OTA 2008 Posters
Scientific Poster #124 Upper Extremity OTA-2008
The Use of Fiberwire Suture for Fixation of Olecranon Fractures: A Biomechanical Comparison of Various Fixation Techniques
William M. Hakeos, MD1 (b-Arthrex, Smith and Nephew); Christopher Wybo, MS1 (n);
Major Shane A. Knighton, PhD2 (n); Paul J. Dougherty, MD3 (n); Soheil Najibi, MD, PhD1 (n);
1Department of Orthopaedic Surgery, Henry Ford Health System, Detroit, Michigan, USA;
2Air Force Institute of Technology, Dayton, Ohio, USA;
3Department of Orthopaedic Surgery, University of Michigan, Ann Arbor, Michigan, USA
Purpose: Surgical fixation of the olecranon is a common procedure used in the setting of acute fracture or olecranon osteotomy for surgical exposure. While the tension band wire technique has traditionally been the standard of care, this procedure is known to have a high complication rate, often necessitating additional surgeries for removal of hardware. Various methods of fixation have been reported in the literature. This study was performed to explore the strength of fixation of three distinct constructs.
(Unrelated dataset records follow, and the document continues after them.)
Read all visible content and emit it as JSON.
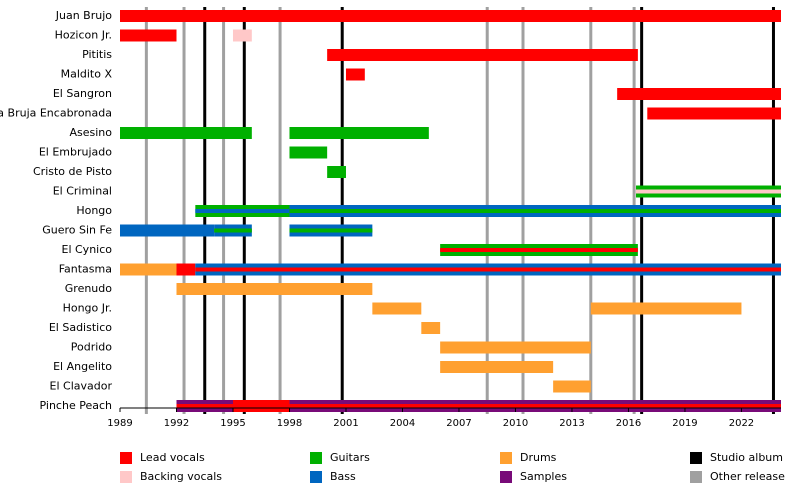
{
  "chart_data": {
    "type": "timeline",
    "xlim": [
      1989,
      2024.1
    ],
    "xticks": [
      1989,
      1992,
      1995,
      1998,
      2001,
      2004,
      2007,
      2010,
      2013,
      2016,
      2019,
      2022
    ],
    "roles": [
      {
        "name": "Lead vocals",
        "color": "#ff0000"
      },
      {
        "name": "Backing vocals",
        "color": "#ffc8c8"
      },
      {
        "name": "Guitars",
        "color": "#00b000"
      },
      {
        "name": "Bass",
        "color": "#0066c0"
      },
      {
        "name": "Drums",
        "color": "#ffa030"
      },
      {
        "name": "Samples",
        "color": "#780a78"
      }
    ],
    "events": [
      {
        "name": "Studio album",
        "color": "#000000",
        "years": [
          1993.5,
          1995.6,
          2000.8,
          2016.7,
          2023.7
        ]
      },
      {
        "name": "Other release",
        "color": "#a0a0a0",
        "years": [
          1990.4,
          1992.4,
          1994.5,
          1997.5,
          2008.5,
          2010.4,
          2014.0,
          2016.3
        ]
      }
    ],
    "members": [
      {
        "name": "Juan Brujo",
        "segments": [
          {
            "start": 1989,
            "end": 2024.1,
            "roles": [
              0
            ]
          }
        ]
      },
      {
        "name": "Hozicon Jr.",
        "segments": [
          {
            "start": 1989,
            "end": 1992,
            "roles": [
              0
            ]
          },
          {
            "start": 1995,
            "end": 1996,
            "roles": [
              1
            ]
          }
        ]
      },
      {
        "name": "Pititis",
        "segments": [
          {
            "start": 2000,
            "end": 2016.5,
            "roles": [
              0
            ]
          }
        ]
      },
      {
        "name": "Maldito X",
        "segments": [
          {
            "start": 2001,
            "end": 2002,
            "roles": [
              0
            ]
          }
        ]
      },
      {
        "name": "El Sangron",
        "segments": [
          {
            "start": 2015.4,
            "end": 2024.1,
            "roles": [
              0
            ]
          }
        ]
      },
      {
        "name": "La Bruja Encabronada",
        "segments": [
          {
            "start": 2017,
            "end": 2024.1,
            "roles": [
              0
            ]
          }
        ]
      },
      {
        "name": "Asesino",
        "segments": [
          {
            "start": 1989,
            "end": 1996,
            "roles": [
              2
            ]
          },
          {
            "start": 1998,
            "end": 2005.4,
            "roles": [
              2
            ]
          }
        ]
      },
      {
        "name": "El Embrujado",
        "segments": [
          {
            "start": 1998,
            "end": 2000,
            "roles": [
              2
            ]
          }
        ]
      },
      {
        "name": "Cristo de Pisto",
        "segments": [
          {
            "start": 2000,
            "end": 2001,
            "roles": [
              2
            ]
          }
        ]
      },
      {
        "name": "El Criminal",
        "segments": [
          {
            "start": 2016.4,
            "end": 2024.1,
            "roles": [
              2,
              1
            ]
          }
        ]
      },
      {
        "name": "Hongo",
        "segments": [
          {
            "start": 1993,
            "end": 1998,
            "roles": [
              2,
              3
            ]
          },
          {
            "start": 1998,
            "end": 2024.1,
            "roles": [
              3,
              2
            ]
          }
        ]
      },
      {
        "name": "Guero Sin Fe",
        "segments": [
          {
            "start": 1989,
            "end": 1994,
            "roles": [
              3
            ]
          },
          {
            "start": 1994,
            "end": 1996,
            "roles": [
              3,
              2
            ]
          },
          {
            "start": 1998,
            "end": 2002.4,
            "roles": [
              3,
              2
            ]
          }
        ]
      },
      {
        "name": "El Cynico",
        "segments": [
          {
            "start": 2006,
            "end": 2016.5,
            "roles": [
              2,
              0
            ]
          }
        ]
      },
      {
        "name": "Fantasma",
        "segments": [
          {
            "start": 1989,
            "end": 1992,
            "roles": [
              4
            ]
          },
          {
            "start": 1992,
            "end": 1993,
            "roles": [
              0
            ]
          },
          {
            "start": 1993,
            "end": 2024.1,
            "roles": [
              3,
              0
            ]
          }
        ]
      },
      {
        "name": "Grenudo",
        "segments": [
          {
            "start": 1992,
            "end": 2002.4,
            "roles": [
              4
            ]
          }
        ]
      },
      {
        "name": "Hongo Jr.",
        "segments": [
          {
            "start": 2002.4,
            "end": 2005,
            "roles": [
              4
            ]
          },
          {
            "start": 2014,
            "end": 2022,
            "roles": [
              4
            ]
          }
        ]
      },
      {
        "name": "El Sadistico",
        "segments": [
          {
            "start": 2005,
            "end": 2006,
            "roles": [
              4
            ]
          }
        ]
      },
      {
        "name": "Podrido",
        "segments": [
          {
            "start": 2006,
            "end": 2014,
            "roles": [
              4
            ]
          }
        ]
      },
      {
        "name": "El Angelito",
        "segments": [
          {
            "start": 2006,
            "end": 2012,
            "roles": [
              4
            ]
          }
        ]
      },
      {
        "name": "El Clavador",
        "segments": [
          {
            "start": 2012,
            "end": 2014,
            "roles": [
              4
            ]
          }
        ]
      },
      {
        "name": "Pinche Peach",
        "segments": [
          {
            "start": 1992,
            "end": 1995,
            "roles": [
              5,
              0
            ]
          },
          {
            "start": 1995,
            "end": 1998,
            "roles": [
              0
            ]
          },
          {
            "start": 1998,
            "end": 2024.1,
            "roles": [
              5,
              0
            ]
          }
        ]
      }
    ]
  }
}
Methods: 23 cadaveric arms (10 matched pairs plus 3 single specimens; 7 males, average age 78.7 years; 5 females, average age 69.6 years) were dissected free of all soft tissue attachments with the exception of the triceps tendon insertion and the elbow capsule. A transverse olecranon fracture was created in the midportion of the semilunar notch using a sagittal saw. The specimens were then fixed in one of three methods: a single intramedullary screw (IMS, 7 specimens), an intramedullary screw with a 16-gauge stainless steel wire tension band (S+W, 8 specimens), or an intramedullary screw with a No. 2 Fiberwire suture tension band (S+F, 10 specimens). The elbows were then mounted on an Instron machine where load to failure was measured. Failure was defined as 2 mm of displacement at the fracture site and was measured with an extensometer. All elbows were loaded to failure at a rate of 1 mm/sec.
Results: The mean load to failure of the IMS group was 893 ± 781 N. The mean load to failure of the S+W group was 1686 ± 404 N, while the S+F group averaged 1599 ± 682 N.
Conclusion and Significance: No significant difference was found in the load to failure between the S+W and S+F groups (P = 0.346). Analysis of variance determined a statistically significant difference between the IMS and S+F or S+W groups (P = 0.0495). The use of either a standard tension band wire or a Fiberwire suture conferred additional stability to the intramedullary screw construct. We concluded that fixation of olecranon fractures with an intramedullary screw and either a stainless steel wire or a Fiberwire suture creates a construct of similar strength.
If noted, the author indicates something of value received. The codes are identified as a-research or institutional support; b-miscellaneous funding; c-royalties; d-stock options; e-consultant or employee; n-no conflicts disclosed, and *disclosure not available at time of printing.
• The FDA has not cleared this drug and/or medical device for the use described in this presentation (i.e., the drug or medical device is being discussed for an “off label” use). ◆FDA information not available at time of printing. Δ OTA Grant.